И странно им было. Была тишина не менее странной, чем речь. Смущена, Мария молчала. «Слова-то какие...» И старец сказал, повернувшись к Марии:
«В лежащем сейчас на раменах твоих паденье одних, возвышенье других, предмет пререканий и повод к раздорам. И тем же оружьем, Мария, которым
терзаема плоть Его будет. Твоя душа будет ранена. Рана сия даст видеть Тебе, что сокрыто глубоко в сердцах человеков, как некое око».
Он кончил и двинулся к выходу. Вслед Мария, сутулясь, и тяжестью лет согбенная Анна безмолвно глядели. Он шел, уменьшаясь в значенье и в теле
для двух этих женщин под сенью колонн. Почти подгоняем их взглядами, он шагал по-застывшему храму пустому к белевшему смутно дверному проему.
И поступь была стариковски тверда. Лишь голос пророчицы сзади когда раздался, он шаг придержал свой немного: но там не его окликали, а Бога
пророчица славить уже начала. И дверь приближалась. Одежд и чела уж ветер коснулся, и в уши упрямо врывался шум жизни за стенами храма.

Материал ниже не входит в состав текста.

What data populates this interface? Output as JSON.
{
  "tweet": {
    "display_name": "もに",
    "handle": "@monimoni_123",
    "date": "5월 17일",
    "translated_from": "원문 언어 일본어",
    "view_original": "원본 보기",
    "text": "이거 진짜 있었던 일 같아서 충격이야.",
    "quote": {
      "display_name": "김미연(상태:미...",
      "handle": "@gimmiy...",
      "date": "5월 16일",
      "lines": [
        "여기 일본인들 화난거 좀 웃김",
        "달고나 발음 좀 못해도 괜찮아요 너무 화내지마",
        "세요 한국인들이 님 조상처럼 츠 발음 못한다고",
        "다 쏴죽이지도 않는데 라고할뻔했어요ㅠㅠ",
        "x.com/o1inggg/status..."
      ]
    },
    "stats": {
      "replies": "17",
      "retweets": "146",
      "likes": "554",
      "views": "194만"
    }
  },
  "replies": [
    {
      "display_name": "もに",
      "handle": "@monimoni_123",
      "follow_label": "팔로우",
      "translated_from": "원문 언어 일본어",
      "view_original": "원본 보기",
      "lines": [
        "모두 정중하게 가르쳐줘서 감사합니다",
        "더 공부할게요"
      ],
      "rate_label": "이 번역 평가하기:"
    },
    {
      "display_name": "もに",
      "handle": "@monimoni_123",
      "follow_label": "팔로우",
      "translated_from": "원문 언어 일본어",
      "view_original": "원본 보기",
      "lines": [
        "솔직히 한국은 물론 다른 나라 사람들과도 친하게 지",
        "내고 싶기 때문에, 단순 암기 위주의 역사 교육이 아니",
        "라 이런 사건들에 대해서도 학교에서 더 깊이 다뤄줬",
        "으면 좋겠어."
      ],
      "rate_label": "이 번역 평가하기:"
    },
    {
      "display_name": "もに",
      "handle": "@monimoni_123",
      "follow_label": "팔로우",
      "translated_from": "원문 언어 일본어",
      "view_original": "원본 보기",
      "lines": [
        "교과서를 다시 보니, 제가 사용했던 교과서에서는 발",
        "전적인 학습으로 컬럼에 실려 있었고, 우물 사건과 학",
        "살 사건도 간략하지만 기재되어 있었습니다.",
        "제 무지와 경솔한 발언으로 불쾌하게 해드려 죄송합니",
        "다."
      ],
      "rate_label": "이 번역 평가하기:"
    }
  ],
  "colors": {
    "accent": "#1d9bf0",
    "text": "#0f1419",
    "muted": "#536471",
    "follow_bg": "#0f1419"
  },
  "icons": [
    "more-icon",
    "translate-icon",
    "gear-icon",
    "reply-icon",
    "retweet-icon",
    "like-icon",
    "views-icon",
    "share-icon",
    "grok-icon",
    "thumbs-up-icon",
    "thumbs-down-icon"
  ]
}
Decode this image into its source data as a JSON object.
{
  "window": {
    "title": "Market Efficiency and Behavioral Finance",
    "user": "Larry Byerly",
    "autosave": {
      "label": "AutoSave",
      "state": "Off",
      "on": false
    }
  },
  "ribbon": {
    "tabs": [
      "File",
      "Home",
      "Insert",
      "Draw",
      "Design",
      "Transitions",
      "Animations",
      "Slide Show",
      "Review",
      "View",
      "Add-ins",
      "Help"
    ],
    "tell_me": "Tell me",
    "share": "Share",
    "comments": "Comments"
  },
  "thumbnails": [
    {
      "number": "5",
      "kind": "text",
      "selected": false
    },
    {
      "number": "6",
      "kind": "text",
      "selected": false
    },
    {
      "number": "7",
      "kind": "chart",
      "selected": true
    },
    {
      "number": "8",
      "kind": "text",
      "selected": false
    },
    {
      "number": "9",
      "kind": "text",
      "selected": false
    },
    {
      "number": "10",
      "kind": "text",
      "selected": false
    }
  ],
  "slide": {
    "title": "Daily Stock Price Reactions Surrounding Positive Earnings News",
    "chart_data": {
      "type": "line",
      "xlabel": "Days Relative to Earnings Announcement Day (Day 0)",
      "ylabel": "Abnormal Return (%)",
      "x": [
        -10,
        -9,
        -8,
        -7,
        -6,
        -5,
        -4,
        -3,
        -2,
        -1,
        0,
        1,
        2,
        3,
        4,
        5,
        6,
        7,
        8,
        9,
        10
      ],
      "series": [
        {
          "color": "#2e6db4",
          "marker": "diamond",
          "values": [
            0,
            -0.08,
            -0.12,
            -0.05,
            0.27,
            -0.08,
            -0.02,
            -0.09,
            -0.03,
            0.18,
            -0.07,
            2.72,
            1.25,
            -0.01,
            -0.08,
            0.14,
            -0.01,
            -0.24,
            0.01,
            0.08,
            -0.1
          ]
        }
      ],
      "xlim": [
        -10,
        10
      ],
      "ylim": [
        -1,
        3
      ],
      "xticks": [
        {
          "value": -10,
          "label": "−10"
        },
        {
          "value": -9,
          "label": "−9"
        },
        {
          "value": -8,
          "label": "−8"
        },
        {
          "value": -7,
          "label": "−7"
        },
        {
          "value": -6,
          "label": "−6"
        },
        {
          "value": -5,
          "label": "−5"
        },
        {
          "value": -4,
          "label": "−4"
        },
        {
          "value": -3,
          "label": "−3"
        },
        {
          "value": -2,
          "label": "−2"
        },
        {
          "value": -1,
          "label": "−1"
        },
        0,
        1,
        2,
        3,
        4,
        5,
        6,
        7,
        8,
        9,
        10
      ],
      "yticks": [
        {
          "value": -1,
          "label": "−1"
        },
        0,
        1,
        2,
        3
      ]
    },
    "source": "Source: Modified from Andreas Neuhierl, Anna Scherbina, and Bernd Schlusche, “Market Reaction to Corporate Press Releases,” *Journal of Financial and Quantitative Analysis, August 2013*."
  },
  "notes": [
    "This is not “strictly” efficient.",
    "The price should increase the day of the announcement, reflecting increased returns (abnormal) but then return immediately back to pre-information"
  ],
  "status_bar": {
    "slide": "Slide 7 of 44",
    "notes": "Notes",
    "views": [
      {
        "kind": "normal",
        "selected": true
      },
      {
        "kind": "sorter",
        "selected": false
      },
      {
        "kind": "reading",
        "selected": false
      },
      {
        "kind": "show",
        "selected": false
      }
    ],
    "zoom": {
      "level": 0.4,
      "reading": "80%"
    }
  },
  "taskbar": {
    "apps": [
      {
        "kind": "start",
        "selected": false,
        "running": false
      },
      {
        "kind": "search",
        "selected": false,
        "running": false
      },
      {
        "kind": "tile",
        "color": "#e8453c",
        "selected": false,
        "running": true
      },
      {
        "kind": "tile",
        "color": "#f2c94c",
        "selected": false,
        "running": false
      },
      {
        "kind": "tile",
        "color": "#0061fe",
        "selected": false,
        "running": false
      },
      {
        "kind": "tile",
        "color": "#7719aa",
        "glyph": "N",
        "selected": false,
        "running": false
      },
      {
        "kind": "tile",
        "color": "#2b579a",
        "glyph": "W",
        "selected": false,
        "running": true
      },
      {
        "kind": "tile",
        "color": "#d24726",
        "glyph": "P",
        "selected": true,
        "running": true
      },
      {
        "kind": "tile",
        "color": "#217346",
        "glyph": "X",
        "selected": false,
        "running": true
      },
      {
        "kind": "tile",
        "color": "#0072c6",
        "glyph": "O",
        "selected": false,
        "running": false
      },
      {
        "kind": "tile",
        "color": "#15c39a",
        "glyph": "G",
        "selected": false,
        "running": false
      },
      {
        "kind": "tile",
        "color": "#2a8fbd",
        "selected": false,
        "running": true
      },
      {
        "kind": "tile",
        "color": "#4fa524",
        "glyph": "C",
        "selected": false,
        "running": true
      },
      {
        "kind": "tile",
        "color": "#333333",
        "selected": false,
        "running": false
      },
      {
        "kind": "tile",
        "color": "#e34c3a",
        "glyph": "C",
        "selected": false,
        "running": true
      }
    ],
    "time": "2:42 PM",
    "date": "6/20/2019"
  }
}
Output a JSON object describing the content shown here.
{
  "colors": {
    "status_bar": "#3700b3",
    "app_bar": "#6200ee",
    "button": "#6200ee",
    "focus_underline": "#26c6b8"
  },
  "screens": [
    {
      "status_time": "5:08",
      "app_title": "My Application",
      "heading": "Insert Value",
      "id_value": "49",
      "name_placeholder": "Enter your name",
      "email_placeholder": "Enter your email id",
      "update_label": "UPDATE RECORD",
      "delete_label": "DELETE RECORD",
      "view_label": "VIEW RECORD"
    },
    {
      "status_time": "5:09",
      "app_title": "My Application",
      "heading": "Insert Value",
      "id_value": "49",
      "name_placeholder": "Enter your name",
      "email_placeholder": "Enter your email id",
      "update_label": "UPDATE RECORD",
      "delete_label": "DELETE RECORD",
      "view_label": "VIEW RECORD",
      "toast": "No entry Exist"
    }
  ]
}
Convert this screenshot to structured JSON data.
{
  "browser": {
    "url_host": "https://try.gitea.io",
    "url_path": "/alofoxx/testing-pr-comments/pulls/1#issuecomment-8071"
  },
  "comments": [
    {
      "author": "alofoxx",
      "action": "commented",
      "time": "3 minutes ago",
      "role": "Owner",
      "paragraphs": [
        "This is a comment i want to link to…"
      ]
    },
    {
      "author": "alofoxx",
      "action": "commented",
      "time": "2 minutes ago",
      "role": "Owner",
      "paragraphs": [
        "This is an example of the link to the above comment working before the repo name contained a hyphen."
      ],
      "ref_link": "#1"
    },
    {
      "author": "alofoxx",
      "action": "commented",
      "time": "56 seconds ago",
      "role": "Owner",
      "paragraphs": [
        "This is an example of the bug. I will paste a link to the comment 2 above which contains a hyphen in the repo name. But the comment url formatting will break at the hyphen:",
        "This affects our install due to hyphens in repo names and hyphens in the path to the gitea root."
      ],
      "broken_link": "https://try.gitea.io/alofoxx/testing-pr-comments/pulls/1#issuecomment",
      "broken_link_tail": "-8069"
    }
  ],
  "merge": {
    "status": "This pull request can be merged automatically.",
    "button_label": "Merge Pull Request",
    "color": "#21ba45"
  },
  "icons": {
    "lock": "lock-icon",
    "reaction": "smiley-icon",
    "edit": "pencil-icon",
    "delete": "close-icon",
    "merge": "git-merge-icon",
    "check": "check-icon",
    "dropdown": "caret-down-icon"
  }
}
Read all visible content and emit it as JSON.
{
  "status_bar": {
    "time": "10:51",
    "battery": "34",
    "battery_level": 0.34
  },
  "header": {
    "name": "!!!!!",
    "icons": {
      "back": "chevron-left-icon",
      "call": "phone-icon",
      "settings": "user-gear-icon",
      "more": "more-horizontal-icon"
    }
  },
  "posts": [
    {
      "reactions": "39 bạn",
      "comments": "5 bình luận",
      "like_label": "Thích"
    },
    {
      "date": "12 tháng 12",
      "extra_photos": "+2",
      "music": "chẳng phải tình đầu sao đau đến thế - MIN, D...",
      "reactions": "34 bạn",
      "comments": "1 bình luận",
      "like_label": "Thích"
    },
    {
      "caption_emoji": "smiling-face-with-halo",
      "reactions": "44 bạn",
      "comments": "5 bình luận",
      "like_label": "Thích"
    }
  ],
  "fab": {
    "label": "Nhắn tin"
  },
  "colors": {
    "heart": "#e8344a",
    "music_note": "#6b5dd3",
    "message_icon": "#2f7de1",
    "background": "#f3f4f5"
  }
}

Он шел умирать. И не в уличный гул он, дверь отворивши руками, шагнул, но в глухонемые владения смерти. Он шел по пространству, лишенному тверди,
он слышал, что время утратило звук. И образ Младенца с сияньем вокруг пушистого темени смертной тропою душа Симеона несла пред собою
как некий светильник, в ту черную тьму, в которой дотоле еще никому дорогу себе озарять не случалось. Светильник светил, и тропа расширялась.